初めて会ったときは我儘な子供のような顔つきだったのに。
そして相変わらず、そっくりね。
「アーサー、おかえり」
そう言われたアーサーは、少し顔を赤くして、俯いた。
「貴様が、信じて私を待っているとイズーから聞いた」
「ええ。信じて待っていたわ」
アーサーは何かごにょごにょとつぶやいた。
「え?何?」
アーサーは顔を上げて、まっすぐアロアを見つめた。
「ありがとう。

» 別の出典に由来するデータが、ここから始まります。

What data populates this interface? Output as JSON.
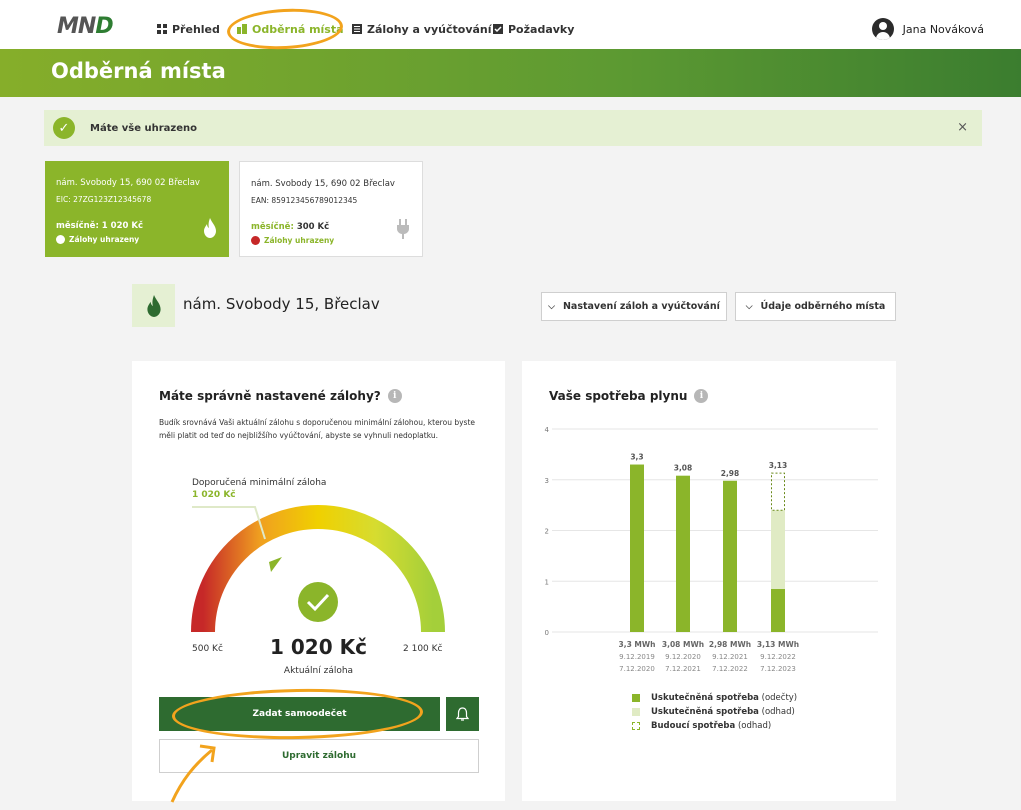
{
  "app": {
    "logo_main": "MN",
    "logo_accent": "D"
  },
  "nav": {
    "items": [
      {
        "label": "Přehled",
        "icon": "grid-icon"
      },
      {
        "label": "Odběrná místa",
        "icon": "building-icon"
      },
      {
        "label": "Zálohy a vyúčtování",
        "icon": "document-icon"
      },
      {
        "label": "Požadavky",
        "icon": "checkbox-icon"
      }
    ],
    "active": "Odběrná místa",
    "user_name": "Jana Nováková"
  },
  "page": {
    "title": "Odběrná místa"
  },
  "alert": {
    "text": "Máte vše uhrazeno",
    "close": "×"
  },
  "cards": [
    {
      "address": "nám. Svobody 15, 690 02 Břeclav",
      "code": "EIC: 27ZG123Z12345678",
      "monthly": "měsíčně: 1 020 Kč",
      "status": "Zálohy uhrazeny",
      "icon": "flame-icon"
    },
    {
      "address": "nám. Svobody 15, 690 02 Břeclav",
      "code": "EAN: 859123456789012345",
      "monthly_label": "měsíčně:",
      "monthly_value": "300 Kč",
      "status": "Zálohy uhrazeny",
      "icon": "plug-icon"
    }
  ],
  "place": {
    "name": "nám. Svobody 15, Břeclav",
    "btn_settings": "Nastavení záloh a vyúčtování",
    "btn_details": "Údaje odběrného místa"
  },
  "deposit": {
    "title": "Máte správně nastavené zálohy?",
    "description": "Budík srovnává Vaši aktuální zálohu s doporučenou minimální zálohou, kterou byste měli platit od teď do nejbližšího vyúčtování, abyste se vyhnuli nedoplatku.",
    "recommended_label": "Doporučená minimální záloha",
    "recommended_value": "1 020 Kč",
    "min_label": "500 Kč",
    "max_label": "2 100 Kč",
    "current_value": "1 020 Kč",
    "current_label": "Aktuální záloha",
    "btn_primary": "Zadat samoodečet",
    "btn_secondary": "Upravit zálohu"
  },
  "colors": {
    "brand_green": "#8bb52a",
    "dark_green": "#2e6b30",
    "light_green": "#e5f0d3",
    "annotation": "#f2a31d"
  },
  "chart_data": {
    "type": "bar",
    "title": "Vaše spotřeba plynu",
    "ylim": [
      0,
      4
    ],
    "yticks": [
      "0",
      "1",
      "2",
      "3",
      "4"
    ],
    "categories": [
      "3,3 MWh",
      "3,08 MWh",
      "2,98 MWh",
      "3,13 MWh"
    ],
    "date_from": [
      "9.12.2019",
      "9.12.2020",
      "9.12.2021",
      "9.12.2022"
    ],
    "date_to": [
      "7.12.2020",
      "7.12.2021",
      "7.12.2022",
      "7.12.2023"
    ],
    "value_labels": [
      "3,3",
      "3,08",
      "2,98",
      "3,13"
    ],
    "series": [
      {
        "name": "Uskutečněná spotřeba (odečty)",
        "values": [
          3.3,
          3.08,
          2.98,
          0.85
        ]
      },
      {
        "name": "Uskutečněná spotřeba (odhad)",
        "values": [
          0,
          0,
          0,
          1.55
        ]
      },
      {
        "name": "Budoucí spotřeba (odhad)",
        "values": [
          0,
          0,
          0,
          0.73
        ]
      }
    ],
    "legend": [
      {
        "bold": "Uskutečněná spotřeba",
        "rest": " (odečty)"
      },
      {
        "bold": "Uskutečněná spotřeba",
        "rest": " (odhad)"
      },
      {
        "bold": "Budoucí spotřeba",
        "rest": " (odhad)"
      }
    ],
    "legend_position": "bottom",
    "grid": true
  }
}
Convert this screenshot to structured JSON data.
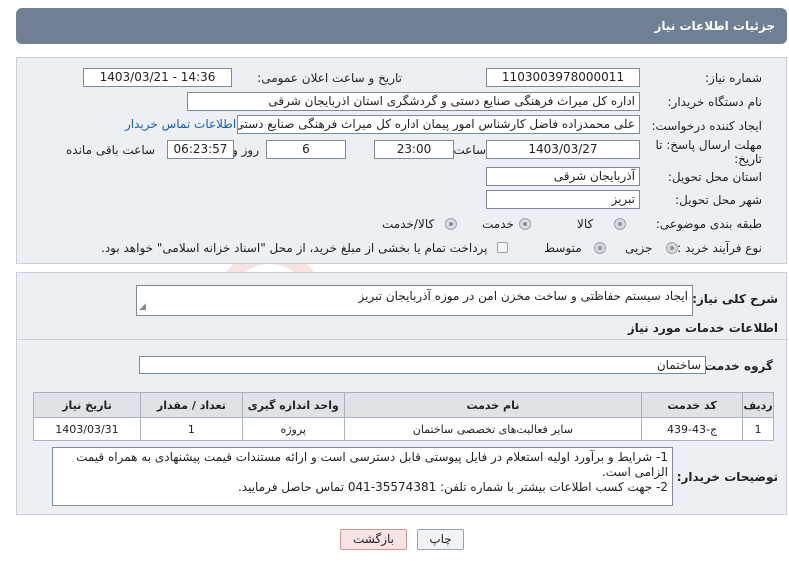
{
  "header": {
    "title": "جزئیات اطلاعات نیاز"
  },
  "form": {
    "need_number_label": "شماره نیاز:",
    "need_number": "1103003978000011",
    "announce_label": "تاریخ و ساعت اعلان عمومی:",
    "announce_value": "1403/03/21 - 14:36",
    "buyer_org_label": "نام دستگاه خریدار:",
    "buyer_org": "اداره کل میراث فرهنگی  صنایع دستی و گردشگری استان اذربایجان شرقی",
    "creator_label": "ایجاد کننده درخواست:",
    "creator": "علی محمدزاده فاضل کارشناس امور پیمان اداره کل میراث فرهنگی  صنایع دستی",
    "contact_link": "اطلاعات تماس خریدار",
    "deadline_label_1": "مهلت ارسال پاسخ: تا",
    "deadline_label_2": "تاریخ:",
    "deadline_date": "1403/03/27",
    "time_label": "ساعت",
    "deadline_time": "23:00",
    "days_value": "6",
    "days_label": "روز و",
    "remaining_time": "06:23:57",
    "remaining_label": "ساعت باقی مانده",
    "province_label": "استان محل تحویل:",
    "province": "آذربایجان شرقی",
    "city_label": "شهر محل تحویل:",
    "city": "تبریز",
    "category_label": "طبقه بندی موضوعی:",
    "category_options": [
      "کالا",
      "خدمت",
      "کالا/خدمت"
    ],
    "category_selected": "خدمت",
    "process_label": "نوع فرآیند خرید :",
    "process_options": [
      "جزیی",
      "متوسط"
    ],
    "process_selected": "متوسط",
    "payment_note": "پرداخت تمام یا بخشی از مبلغ خرید، از محل \"اسناد خزانه اسلامی\" خواهد بود."
  },
  "details": {
    "summary_label": "شرح کلی نیاز:",
    "summary": "ایجاد سیستم حفاظتی و ساخت مخزن امن در موزه آذربایجان تبریز",
    "services_heading": "اطلاعات خدمات مورد نیاز",
    "service_group_label": "گروه خدمت:",
    "service_group": "ساختمان",
    "table": {
      "headers": [
        "ردیف",
        "کد خدمت",
        "نام خدمت",
        "واحد اندازه گیری",
        "تعداد / مقدار",
        "تاریخ نیاز"
      ],
      "rows": [
        [
          "1",
          "ج-43-439",
          "سایر فعالیت‌های تخصصی ساختمان",
          "پروژه",
          "1",
          "1403/03/31"
        ]
      ]
    },
    "buyer_notes_label": "توضیحات خریدار:",
    "buyer_notes": [
      "1- شرایط و برآورد اولیه استعلام در فایل پیوستی قابل دسترسی است و ارائه مستندات قیمت پیشنهادی به همراه قیمت الزامی است.",
      "2- جهت کسب اطلاعات بیشتر  با شماره تلفن: 35574381-041  تماس حاصل فرمایید."
    ]
  },
  "buttons": {
    "print": "چاپ",
    "back": "بازگشت"
  },
  "watermark": {
    "text": "AriaTender.neT"
  },
  "colors": {
    "header": "#6f7f94",
    "panel": "#ecf0f4",
    "link": "#1a5fb4",
    "back_button": "#fbe3e3"
  }
}
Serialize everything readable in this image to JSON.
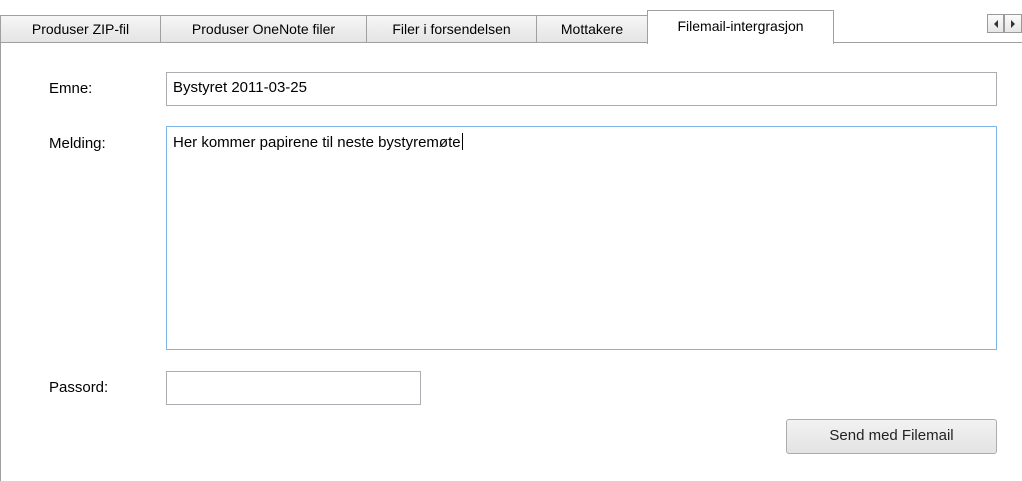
{
  "tabs": [
    {
      "label": "Produser ZIP-fil",
      "active": false
    },
    {
      "label": "Produser OneNote filer",
      "active": false
    },
    {
      "label": "Filer i forsendelsen",
      "active": false
    },
    {
      "label": "Mottakere",
      "active": false
    },
    {
      "label": "Filemail-intergrasjon",
      "active": true
    }
  ],
  "scroll": {
    "left_icon": "arrow-left-icon",
    "right_icon": "arrow-right-icon"
  },
  "form": {
    "subject_label": "Emne:",
    "subject_value": "Bystyret 2011-03-25",
    "message_label": "Melding:",
    "message_value": "Her kommer papirene til neste bystyremøte",
    "password_label": "Passord:",
    "password_value": "",
    "send_button": "Send med Filemail"
  },
  "colors": {
    "focus_border": "#7eb4ea",
    "tab_border": "#a0a0a0"
  }
}
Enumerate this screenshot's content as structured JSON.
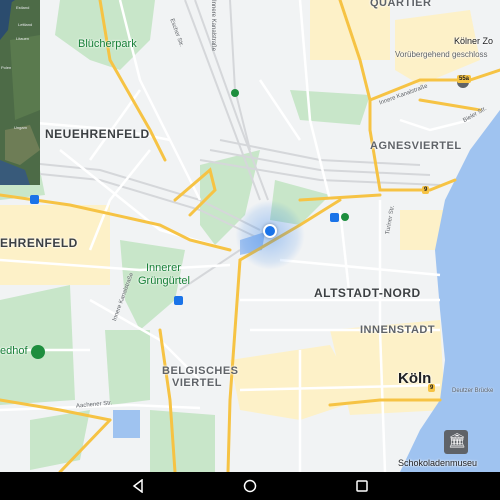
{
  "colors": {
    "map_bg": "#f1f3f4",
    "road_major": "#f6c344",
    "road_minor": "#ffffff",
    "park": "#c8e6c9",
    "water": "#9fc3f0",
    "rail": "#dadce0",
    "urban": "#fdf1c8",
    "location": "#1a73e8",
    "navbar": "#000000"
  },
  "minimap": {
    "labels": [
      "Estland",
      "Lettland",
      "Litauen",
      "Polen",
      "Ungarn"
    ]
  },
  "districts": {
    "neuehrenfeld": "NEUEHRENFELD",
    "ehrenfeld": "EHRENFELD",
    "altstadt_nord": "ALTSTADT-NORD",
    "agnesviertel": "AGNESVIERTEL",
    "innenstadt": "INNENSTADT",
    "belgisches_line1": "BELGISCHES",
    "belgisches_line2": "VIERTEL",
    "quartier": "QUARTIER"
  },
  "parks": {
    "bluecherpark": "Blücherpark",
    "gruenguertel_line1": "Innerer",
    "gruenguertel_line2": "Grüngürtel",
    "friedhof": "edhof"
  },
  "streets": {
    "escher_str": "Escher Str.",
    "inn_kanal_1": "Innere Kanalstraße",
    "inn_kanal_2": "Innere Kanalstraße",
    "bieler": "Bieler Str.",
    "aachener": "Aachener Str.",
    "deutzer_bruecke": "Deutzer Brücke",
    "turiner": "Turiner Str.",
    "inn_kanal_3": "Innere Kanalstraße"
  },
  "shields": {
    "s1": "55a",
    "s2": "9",
    "s3": "9"
  },
  "places": {
    "koeln": "Köln",
    "koelner_zoo": "Kölner Zo",
    "zoo_closed": "Vorübergehend geschloss",
    "schokoladenmuseum": "Schokoladenmuseu"
  },
  "navbar": {
    "back_icon": "triangle-back-icon",
    "home_icon": "circle-home-icon",
    "recents_icon": "square-recents-icon"
  }
}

信じてくれて」
まっすぐ瞳をそらさないアーサーを見て、アロアは、改めて確信した。
アーサーは変わった。
いや、戻ったんだ。
これが元々のアーサーなんだ。
アロアは、微笑んだ。
「どういたしまして」
アーサーも微笑んだ。
アロアは、アーサーの笑顔を初めて見たような気がした。
笑顔も似てる・・・ってそんなこと考えている場合じゃないわ。
「それにしても、アーサーすごいわね。こんなたくさんの国王軍を倒しちゃうなんて」
アーサーは周りを見渡した。
「こんなにも倒していたのか」
「覚えてないの?」
「体が勝手に動いていた」
アーサーは手にしていた剣を見つめた。
「剣が私を導いてくれるようなそんな感じだった」
「選定の剣の力知らなかったの?」
「力?」
「選定の剣に選ばれた王は、剣を使う時、剣術だけじゃなくて身体能力も強くなるって昔、シスターからきいたことあったわ」
「だから、あんなに」
「アーサーは剣に選ばれた王だけど、王の素質が無かった。だから今まで剣で人を斬ることができなかったのね」
「なぜわかったのだ?私に素質が戻っていたこと」
「顔を見ればわかる」
アーサーは、少し驚いたような顔をしたかと思うと、なぜか納得したような顔になった。
今の理由で納得したのかしら。
「だが、これほどの国王軍がここに集まったということは、私が王都に来たことがばれていたのだろうか?」
「ああ、この国王軍は、私のせいよ」
「は?」
「ここに向かう途中、国王軍に見つかってしまって、それで追いかけられていたの」
「ここに?貴様はわかっていたのか?私がここにくること」
「まあ、当てずっぽうでここにたどり着いたんだけどね。今朝、シスターが教えてくれたのよ」
「マーリンが!?」
「アーサーが王都に戻ってきたから、迎えに行ってやってくれって」
「やはりマーリンがいたのか」
「会ったの?」
「いや、この辺にマーリンに似た人影を見たからここまで来たのだ」
「マーリンがここまで私たちを連れてきたのね」
「そうだな」
アロアは驚いて、アーサーを見つめた。
「アーサー、あなたもうマーリンを憎んでいないの?」
アーサーはアロアに力強く頷いた。
「私はもう誰も責めない。マーリンも、自分も、もう誰も」
「そう。よかった」
アロアは嬉しくて顔に笑みがこぼれた。
「でも、一体何があったの?あなたをこんなにも変えてしまうなんて」
アーサーが口を開けようとした時だった。
「おーい!兄さーん!」
アロアは驚いて、声のした方を見つめた。